It has taken nearly 23 years, but a drug that targets the cause of cystic fibrosis will soon be available for patients. The drug, called Kalydeco and developed by Vertex Pharmaceuticals of Cambridge, Massachusetts, was approved yesterday by the US Food and Drug Administration (FDA) to treat patients with a specific mutation in the cystic fibrosis transmembrane regulatory (CFTR) gene.
A crack team of scientists, including the current NIH chief Francis Collins, announced the discovery of CFTR in 1989, amid much fanfare about the find’s imminent impact on medicine. But although the gene taught researchers much about the cell biology underlying cystic fibrosis, decades later patients were still waiting for a drug that capitalized on that knowledge (see ‘Human genetics: One gene, twenty years’).
After all of that time, the FDA acted quickly to approve the drug, and gave Kalydeco (formerly known as VX-770) the green light three months ahead of schedule — a fact that you can be sure will be touted by the FDA. The agency has lately been stressing its speedy approvals, particularly in the realm of genetically targeted therapies, and FDA commissioner Margaret Hamburg already mentioned the approval three times during a congressional hearing this morning.
Unfortunately, the drug is approved for use only in people with a specific CFTR mutation called G551D. That accounts for a mere 4% of cystic fibrosis patients in the United States, or about 1,200 people. The company is busy testing the drug in patients with other mutations, singly and in combination with other cystic fibrosis drugs in the company’s pipeline.

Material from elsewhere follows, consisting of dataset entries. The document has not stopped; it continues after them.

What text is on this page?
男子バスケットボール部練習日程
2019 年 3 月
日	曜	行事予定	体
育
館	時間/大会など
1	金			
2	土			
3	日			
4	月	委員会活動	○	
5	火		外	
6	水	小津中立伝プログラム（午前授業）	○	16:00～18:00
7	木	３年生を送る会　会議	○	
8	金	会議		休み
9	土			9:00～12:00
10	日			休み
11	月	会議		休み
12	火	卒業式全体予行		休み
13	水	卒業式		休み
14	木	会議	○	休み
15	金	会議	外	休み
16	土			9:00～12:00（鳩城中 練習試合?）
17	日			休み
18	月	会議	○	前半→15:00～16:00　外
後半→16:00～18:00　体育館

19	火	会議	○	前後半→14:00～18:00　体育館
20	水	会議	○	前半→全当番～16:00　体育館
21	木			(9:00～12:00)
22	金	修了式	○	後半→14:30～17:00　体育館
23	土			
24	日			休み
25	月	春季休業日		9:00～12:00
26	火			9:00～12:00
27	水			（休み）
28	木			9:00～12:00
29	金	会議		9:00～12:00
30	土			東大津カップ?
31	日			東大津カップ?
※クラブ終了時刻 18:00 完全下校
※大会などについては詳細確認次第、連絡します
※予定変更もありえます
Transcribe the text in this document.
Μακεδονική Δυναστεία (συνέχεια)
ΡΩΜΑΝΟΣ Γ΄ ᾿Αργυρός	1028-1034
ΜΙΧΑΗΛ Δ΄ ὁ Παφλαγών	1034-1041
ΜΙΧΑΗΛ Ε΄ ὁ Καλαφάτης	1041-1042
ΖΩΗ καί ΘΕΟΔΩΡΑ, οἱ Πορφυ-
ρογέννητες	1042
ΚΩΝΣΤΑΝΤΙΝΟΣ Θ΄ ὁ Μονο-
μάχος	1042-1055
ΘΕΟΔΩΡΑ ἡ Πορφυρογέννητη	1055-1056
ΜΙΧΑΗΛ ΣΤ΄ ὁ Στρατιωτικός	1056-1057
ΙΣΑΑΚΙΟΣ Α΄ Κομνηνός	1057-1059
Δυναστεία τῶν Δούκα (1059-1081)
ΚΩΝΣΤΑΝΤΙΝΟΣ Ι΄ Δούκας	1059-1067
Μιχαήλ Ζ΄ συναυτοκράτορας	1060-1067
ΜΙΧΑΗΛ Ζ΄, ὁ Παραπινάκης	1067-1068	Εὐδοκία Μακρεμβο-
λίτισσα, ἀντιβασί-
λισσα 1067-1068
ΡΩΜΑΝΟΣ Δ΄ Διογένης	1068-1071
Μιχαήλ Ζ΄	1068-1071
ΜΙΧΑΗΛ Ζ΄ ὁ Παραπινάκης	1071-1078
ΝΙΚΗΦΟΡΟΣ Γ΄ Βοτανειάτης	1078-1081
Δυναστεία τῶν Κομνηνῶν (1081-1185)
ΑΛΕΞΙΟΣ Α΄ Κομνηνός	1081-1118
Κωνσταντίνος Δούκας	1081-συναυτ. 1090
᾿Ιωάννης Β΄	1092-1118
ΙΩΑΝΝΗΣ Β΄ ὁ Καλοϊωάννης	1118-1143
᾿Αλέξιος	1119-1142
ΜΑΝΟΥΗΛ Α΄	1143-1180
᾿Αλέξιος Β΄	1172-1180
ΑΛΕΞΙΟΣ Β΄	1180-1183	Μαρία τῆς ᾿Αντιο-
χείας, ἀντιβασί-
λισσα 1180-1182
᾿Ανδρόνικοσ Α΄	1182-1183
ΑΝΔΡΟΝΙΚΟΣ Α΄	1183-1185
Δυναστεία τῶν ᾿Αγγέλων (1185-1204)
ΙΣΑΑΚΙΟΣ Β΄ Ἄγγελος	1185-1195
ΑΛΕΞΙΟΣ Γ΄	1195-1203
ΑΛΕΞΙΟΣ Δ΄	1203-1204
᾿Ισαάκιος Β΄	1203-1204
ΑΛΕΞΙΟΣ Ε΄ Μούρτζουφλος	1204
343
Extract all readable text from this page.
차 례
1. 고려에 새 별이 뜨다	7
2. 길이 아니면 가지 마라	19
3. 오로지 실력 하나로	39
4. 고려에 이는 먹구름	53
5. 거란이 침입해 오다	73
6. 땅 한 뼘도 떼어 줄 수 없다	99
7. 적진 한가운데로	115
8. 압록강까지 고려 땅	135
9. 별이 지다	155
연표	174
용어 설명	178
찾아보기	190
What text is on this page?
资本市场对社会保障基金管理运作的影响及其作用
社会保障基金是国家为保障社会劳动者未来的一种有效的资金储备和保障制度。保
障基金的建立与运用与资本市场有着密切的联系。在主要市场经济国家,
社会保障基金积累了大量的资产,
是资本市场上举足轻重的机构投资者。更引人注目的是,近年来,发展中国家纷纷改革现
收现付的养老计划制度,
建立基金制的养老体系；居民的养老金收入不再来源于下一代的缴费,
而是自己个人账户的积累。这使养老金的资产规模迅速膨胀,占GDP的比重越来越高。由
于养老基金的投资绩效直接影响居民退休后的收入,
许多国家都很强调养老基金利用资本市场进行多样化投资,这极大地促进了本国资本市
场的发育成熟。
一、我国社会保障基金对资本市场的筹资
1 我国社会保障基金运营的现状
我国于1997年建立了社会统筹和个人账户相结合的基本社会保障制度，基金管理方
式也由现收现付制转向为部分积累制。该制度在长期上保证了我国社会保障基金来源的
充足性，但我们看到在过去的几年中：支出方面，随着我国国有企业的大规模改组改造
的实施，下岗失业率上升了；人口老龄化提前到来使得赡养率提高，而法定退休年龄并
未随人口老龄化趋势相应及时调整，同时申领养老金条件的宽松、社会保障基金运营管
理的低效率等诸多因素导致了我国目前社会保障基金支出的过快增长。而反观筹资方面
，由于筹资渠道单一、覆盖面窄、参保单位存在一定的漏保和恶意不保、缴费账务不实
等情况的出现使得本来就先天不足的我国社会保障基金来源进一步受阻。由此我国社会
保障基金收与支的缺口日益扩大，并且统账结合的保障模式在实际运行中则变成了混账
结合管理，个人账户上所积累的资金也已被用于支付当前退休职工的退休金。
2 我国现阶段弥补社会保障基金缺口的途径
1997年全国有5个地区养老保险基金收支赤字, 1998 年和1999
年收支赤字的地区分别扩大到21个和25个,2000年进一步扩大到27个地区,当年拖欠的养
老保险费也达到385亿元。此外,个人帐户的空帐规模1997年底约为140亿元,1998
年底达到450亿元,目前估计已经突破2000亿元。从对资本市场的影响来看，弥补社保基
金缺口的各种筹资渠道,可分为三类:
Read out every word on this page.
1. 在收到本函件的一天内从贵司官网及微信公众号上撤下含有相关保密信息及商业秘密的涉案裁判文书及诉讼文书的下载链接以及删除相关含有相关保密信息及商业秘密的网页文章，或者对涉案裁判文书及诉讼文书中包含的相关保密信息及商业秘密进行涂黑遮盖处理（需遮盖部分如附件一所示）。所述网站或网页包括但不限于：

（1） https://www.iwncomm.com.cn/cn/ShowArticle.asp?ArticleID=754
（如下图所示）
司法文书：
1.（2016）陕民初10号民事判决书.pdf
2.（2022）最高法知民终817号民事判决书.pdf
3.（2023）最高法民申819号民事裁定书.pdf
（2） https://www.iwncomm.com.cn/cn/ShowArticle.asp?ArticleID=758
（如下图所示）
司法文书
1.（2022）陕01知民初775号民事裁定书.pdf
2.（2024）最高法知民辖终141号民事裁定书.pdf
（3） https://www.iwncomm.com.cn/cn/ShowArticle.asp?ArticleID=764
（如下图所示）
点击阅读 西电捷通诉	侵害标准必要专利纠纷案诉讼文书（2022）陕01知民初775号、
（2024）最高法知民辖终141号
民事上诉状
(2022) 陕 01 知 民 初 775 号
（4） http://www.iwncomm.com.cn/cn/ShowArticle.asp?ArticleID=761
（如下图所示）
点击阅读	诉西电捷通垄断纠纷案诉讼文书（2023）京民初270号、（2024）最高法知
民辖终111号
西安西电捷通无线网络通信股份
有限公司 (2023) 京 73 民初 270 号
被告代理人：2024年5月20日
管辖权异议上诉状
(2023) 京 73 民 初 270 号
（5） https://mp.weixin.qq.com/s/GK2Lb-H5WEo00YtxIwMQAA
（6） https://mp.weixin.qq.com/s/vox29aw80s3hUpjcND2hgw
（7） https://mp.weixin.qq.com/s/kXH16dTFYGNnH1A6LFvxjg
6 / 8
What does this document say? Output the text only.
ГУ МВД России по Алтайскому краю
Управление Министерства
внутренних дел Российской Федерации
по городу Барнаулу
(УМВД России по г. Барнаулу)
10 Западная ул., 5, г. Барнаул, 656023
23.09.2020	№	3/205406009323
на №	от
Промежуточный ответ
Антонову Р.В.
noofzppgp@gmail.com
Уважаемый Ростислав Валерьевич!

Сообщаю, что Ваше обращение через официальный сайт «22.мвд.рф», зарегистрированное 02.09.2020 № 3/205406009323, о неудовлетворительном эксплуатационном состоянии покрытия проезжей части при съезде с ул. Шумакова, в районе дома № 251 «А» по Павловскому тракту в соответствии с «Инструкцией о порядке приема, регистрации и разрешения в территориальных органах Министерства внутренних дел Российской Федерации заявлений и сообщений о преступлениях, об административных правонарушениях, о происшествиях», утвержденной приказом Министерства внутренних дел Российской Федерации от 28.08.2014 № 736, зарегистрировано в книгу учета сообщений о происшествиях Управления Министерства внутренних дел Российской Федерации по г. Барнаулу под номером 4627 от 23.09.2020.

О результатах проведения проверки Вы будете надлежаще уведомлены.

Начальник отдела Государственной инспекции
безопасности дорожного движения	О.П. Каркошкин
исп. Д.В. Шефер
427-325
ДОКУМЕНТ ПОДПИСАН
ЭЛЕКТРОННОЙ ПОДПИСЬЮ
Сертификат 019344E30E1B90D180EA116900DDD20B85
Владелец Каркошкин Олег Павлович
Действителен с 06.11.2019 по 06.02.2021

As is often the case, high efficacy and a small market have translated into an eye-popping pricetag: in this case, US$294,000 a year. In a conference with investors yesterday, the company spent more time detailing its programme to help needy patients pay for the drug than it did on the clinical evidence backing its approval. Vertex won’t be the only benefactor of the profits — the Cystic Fibrosis Foundation has long supported the work, and stands to collect royalties in return for its investment (see ‘Charities seek cut of drug royalties’). The foundation typically channels such royalties into fresh investment in cystic fibrosis research.